Dazed Digital: How would you describe your signature work?
Juliana Sissons: My work concentrates on shaping and structural pattern making. I focus on innovative sculptural approaches to making garments. The starting points are either through fully fashioning straight from the knitting machine, or by a combination of flat pattern cutting and draping on the stand. Body conscious garments provide more interest for shaping techniques, but I also love to play with volume, balance and scale as a contrast. I look at segments of the whole, with refined volumes, as a sort of liquid architecture.

DD: How does your work take a new direction and what are your inspirations?  
JS: My background in costume design, Savile Row tailoring and pattern cutting has provided me with a unique approach to knitwear. I am designing from a different starting point. Rather than using large needles or a chunky gauge knitting machine to create volume and structure, I have used many fine layers and tailoring techniques to interface, adding support for construction and suspension.

I draw on my background for a combination of skills and combine processes and techniques. Ideas come from the way the material drapes on the stand and eventually responds to the female form. My work is influenced by my interests in historical costume and undergarments, interiors, packaging, art, music and the architecture of Jean Nouvel, Frank O. Gehry, Frank Lloyd Wright Jr. and Gaudi.  

My styling is inspired by a lifelong interest in the opulence of the early black and white films, to the glamour of Fredericks of Hollywood, to the shaded decadence of the 1930’s Berlin Cabaret. I like to think that in my work, I am producing contemporary images of glamour, a sort of suggestive art form.

I take inspiration from the early Couture designers such as the works of Erte, Madam Vionnet, Edith Head and Elsa Schiaparelli. Other designer/artists of interest are Tim Burton, The Quay Brothers, Naum Gabo and Barbara Hepworth.

DD: How does working for your own label differ creatively from working with people such as Alexander McQueen?
JS: Working in a freelance capacity for designers such as McQueen or Shelly Fox, offers the chance to work creatively and push boundaries in a way that opens up interesting opportunities. When working for my own label, I am developing my own concepts and building upon work I have done before. My collections of clothing are part of a constant development; these pieces are evolving into one larger collection. They are not mass produced, so each piece becomes more special.  

DD: What is your latest collection like?
JS: My latest collection – Haunting - takes volume into a different direction. Silk organza and tulle is woven into the knit to build up large collars and necklines for backless swim suits, cat suits in contrast with long narrow evening dresses, made from silk and steel. Little black dresses are draped and pulled in with strapped knitted girdle shapes and worn with huge pompom style hats.

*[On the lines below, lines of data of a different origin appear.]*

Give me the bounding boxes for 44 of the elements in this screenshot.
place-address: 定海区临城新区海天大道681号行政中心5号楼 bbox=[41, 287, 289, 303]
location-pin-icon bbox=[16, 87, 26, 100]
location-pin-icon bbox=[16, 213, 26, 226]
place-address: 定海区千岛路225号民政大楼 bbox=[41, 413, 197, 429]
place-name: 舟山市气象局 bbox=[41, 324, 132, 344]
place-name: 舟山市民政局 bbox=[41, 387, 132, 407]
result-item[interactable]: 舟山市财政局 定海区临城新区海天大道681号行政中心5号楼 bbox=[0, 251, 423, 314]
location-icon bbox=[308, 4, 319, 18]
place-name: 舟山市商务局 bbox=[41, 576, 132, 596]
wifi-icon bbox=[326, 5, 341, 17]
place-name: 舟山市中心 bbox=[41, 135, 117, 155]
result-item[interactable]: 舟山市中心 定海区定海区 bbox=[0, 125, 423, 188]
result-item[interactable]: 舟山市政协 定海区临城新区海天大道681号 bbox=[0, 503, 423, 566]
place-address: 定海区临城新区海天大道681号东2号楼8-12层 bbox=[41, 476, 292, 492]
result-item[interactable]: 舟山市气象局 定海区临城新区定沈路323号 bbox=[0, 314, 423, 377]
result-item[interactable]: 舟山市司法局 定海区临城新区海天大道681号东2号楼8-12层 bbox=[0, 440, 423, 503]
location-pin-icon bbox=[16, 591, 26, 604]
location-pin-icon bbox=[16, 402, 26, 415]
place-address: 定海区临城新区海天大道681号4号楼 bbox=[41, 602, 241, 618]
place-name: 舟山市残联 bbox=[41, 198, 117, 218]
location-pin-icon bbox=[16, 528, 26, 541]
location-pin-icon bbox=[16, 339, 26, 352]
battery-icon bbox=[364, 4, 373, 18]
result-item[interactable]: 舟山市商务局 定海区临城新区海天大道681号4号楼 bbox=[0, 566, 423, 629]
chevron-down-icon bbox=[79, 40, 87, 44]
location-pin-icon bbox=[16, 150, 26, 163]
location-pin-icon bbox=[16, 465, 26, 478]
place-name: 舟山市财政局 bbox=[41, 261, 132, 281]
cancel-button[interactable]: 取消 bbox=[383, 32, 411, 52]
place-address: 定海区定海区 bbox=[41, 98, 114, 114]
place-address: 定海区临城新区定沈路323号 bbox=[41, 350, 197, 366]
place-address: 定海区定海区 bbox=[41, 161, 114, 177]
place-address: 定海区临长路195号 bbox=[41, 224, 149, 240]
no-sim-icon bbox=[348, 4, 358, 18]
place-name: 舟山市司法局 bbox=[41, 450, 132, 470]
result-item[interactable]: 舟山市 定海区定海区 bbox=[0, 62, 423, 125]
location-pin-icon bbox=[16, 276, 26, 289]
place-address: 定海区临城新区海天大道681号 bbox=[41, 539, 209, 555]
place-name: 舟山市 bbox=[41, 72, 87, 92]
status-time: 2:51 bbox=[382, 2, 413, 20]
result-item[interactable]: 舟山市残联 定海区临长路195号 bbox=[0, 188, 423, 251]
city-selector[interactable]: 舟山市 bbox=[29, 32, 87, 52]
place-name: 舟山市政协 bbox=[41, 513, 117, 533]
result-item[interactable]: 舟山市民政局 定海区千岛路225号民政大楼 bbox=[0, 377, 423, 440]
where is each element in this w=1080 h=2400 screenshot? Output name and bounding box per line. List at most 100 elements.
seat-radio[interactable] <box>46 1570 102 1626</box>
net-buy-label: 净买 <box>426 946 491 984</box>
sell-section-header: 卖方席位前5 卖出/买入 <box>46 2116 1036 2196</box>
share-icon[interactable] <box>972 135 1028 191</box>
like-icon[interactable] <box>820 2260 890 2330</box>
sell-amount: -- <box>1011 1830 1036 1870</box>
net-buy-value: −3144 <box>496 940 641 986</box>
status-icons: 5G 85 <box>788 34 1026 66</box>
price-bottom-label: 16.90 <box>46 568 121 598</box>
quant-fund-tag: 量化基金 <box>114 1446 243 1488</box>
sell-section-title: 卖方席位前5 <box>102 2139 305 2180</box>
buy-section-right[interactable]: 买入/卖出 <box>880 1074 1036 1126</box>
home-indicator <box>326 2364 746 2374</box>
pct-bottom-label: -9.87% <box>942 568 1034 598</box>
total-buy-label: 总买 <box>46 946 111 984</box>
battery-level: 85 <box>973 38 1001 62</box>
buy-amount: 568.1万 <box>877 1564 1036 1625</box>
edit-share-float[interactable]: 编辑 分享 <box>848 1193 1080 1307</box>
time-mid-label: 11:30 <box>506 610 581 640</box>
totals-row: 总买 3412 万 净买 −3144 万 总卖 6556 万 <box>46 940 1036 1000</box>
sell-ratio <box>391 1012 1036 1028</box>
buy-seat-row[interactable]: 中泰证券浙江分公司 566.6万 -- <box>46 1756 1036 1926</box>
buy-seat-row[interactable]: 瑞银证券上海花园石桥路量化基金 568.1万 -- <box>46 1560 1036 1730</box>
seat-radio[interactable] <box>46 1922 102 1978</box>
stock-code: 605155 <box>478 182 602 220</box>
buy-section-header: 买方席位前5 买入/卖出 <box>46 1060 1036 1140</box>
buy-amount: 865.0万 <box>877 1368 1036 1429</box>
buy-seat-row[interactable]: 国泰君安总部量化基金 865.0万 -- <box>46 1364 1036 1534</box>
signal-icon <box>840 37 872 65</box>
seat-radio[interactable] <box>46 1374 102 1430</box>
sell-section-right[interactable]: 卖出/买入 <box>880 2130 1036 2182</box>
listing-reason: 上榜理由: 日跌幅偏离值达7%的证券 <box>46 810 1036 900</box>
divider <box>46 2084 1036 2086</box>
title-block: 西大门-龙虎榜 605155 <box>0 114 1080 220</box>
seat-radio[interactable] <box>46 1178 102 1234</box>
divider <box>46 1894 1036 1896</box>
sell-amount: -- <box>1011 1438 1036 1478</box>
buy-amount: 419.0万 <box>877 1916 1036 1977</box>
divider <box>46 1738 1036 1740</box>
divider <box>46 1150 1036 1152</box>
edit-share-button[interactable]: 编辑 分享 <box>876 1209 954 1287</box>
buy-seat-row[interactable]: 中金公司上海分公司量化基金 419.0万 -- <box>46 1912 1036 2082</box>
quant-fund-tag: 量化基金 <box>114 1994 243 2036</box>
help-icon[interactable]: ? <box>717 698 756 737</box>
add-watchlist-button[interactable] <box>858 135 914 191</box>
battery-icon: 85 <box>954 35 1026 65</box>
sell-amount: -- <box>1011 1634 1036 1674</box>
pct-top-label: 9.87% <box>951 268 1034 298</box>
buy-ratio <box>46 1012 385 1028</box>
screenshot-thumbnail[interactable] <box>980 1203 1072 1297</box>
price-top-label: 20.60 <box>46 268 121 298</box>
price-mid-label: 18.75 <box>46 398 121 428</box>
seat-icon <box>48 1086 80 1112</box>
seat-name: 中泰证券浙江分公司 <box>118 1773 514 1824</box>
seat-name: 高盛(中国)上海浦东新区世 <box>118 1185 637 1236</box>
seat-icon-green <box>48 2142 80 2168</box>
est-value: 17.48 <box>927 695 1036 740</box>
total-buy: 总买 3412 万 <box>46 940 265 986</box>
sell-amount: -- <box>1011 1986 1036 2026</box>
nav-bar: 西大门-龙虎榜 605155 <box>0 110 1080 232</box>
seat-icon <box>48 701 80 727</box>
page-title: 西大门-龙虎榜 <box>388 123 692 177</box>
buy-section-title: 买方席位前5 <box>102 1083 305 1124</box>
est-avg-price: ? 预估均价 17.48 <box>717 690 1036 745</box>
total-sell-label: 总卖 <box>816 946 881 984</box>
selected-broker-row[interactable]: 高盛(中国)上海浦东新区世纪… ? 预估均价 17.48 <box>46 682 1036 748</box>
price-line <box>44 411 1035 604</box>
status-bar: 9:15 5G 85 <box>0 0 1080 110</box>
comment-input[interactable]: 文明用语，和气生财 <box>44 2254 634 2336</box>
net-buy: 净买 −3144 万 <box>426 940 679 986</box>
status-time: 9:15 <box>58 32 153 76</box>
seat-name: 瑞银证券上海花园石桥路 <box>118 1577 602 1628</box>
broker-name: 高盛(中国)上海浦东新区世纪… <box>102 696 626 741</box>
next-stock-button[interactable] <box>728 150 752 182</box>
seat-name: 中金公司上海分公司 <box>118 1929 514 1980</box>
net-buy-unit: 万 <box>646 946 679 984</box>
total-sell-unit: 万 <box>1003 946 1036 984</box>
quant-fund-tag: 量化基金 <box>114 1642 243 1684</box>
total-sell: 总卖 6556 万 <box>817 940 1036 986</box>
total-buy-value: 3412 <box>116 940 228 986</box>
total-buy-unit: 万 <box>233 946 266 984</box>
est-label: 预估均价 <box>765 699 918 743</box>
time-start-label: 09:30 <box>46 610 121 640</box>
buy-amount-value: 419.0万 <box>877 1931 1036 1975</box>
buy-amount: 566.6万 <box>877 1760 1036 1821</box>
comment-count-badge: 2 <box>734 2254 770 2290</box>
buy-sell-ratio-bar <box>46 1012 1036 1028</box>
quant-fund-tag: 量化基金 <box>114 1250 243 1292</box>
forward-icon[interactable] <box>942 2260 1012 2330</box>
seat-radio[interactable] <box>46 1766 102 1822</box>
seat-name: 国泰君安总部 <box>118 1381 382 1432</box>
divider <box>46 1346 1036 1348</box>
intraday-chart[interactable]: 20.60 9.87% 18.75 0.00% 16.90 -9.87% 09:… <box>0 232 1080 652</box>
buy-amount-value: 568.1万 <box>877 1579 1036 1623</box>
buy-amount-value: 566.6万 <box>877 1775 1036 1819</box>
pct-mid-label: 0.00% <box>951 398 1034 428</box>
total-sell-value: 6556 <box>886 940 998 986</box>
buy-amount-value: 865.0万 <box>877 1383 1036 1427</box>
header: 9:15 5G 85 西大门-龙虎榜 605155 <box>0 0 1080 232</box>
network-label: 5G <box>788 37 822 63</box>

DD: What is the most challenging part of being a designer today?
JS: I find that the most challenging part of my work is being able to produce the garments at the right price, without compromising the quality of design. A lacy frill can be cheaply produced or it can be exquisitely made with volume and detail. The challenge is to keep the quality but find quicker ways of producing. Factories that produce small runs are hard to find and freelance knitters who have both the quality experience and the understanding of the design are also hard to come by.   

DD: You do a great deal of teaching, when and why did you begin to do that?
JS: I have always enjoyed teaching, my passion is to reach a wide cross-section of the community to inspire and educate within the medium of fashion and textiles. I first began teaching an evening class in Pattern Cutting at the Hackney Adult Education Centre, Community college in the early 1980’s when I was also working full time in Savile Row, teaching and freelance pattern cutting.

DD: Some of your work is being sold as part of the Art Councils Own Art Scheme, do you think it’s important to see fashion and art combine whilst giving people the opportunity to own it?
JS: In today’s culture, there is always room for a little fantasy, both art and fashion provide a place to escape from the normal working day. The Arts Councils Own Art Scheme gives more people the opportunity to purchase luxury items and it also introduces the art/fashion world to people, who are not normally aware of it. The exhibitions provide a creative atmosphere and hopefully inspire a new generation of talented people.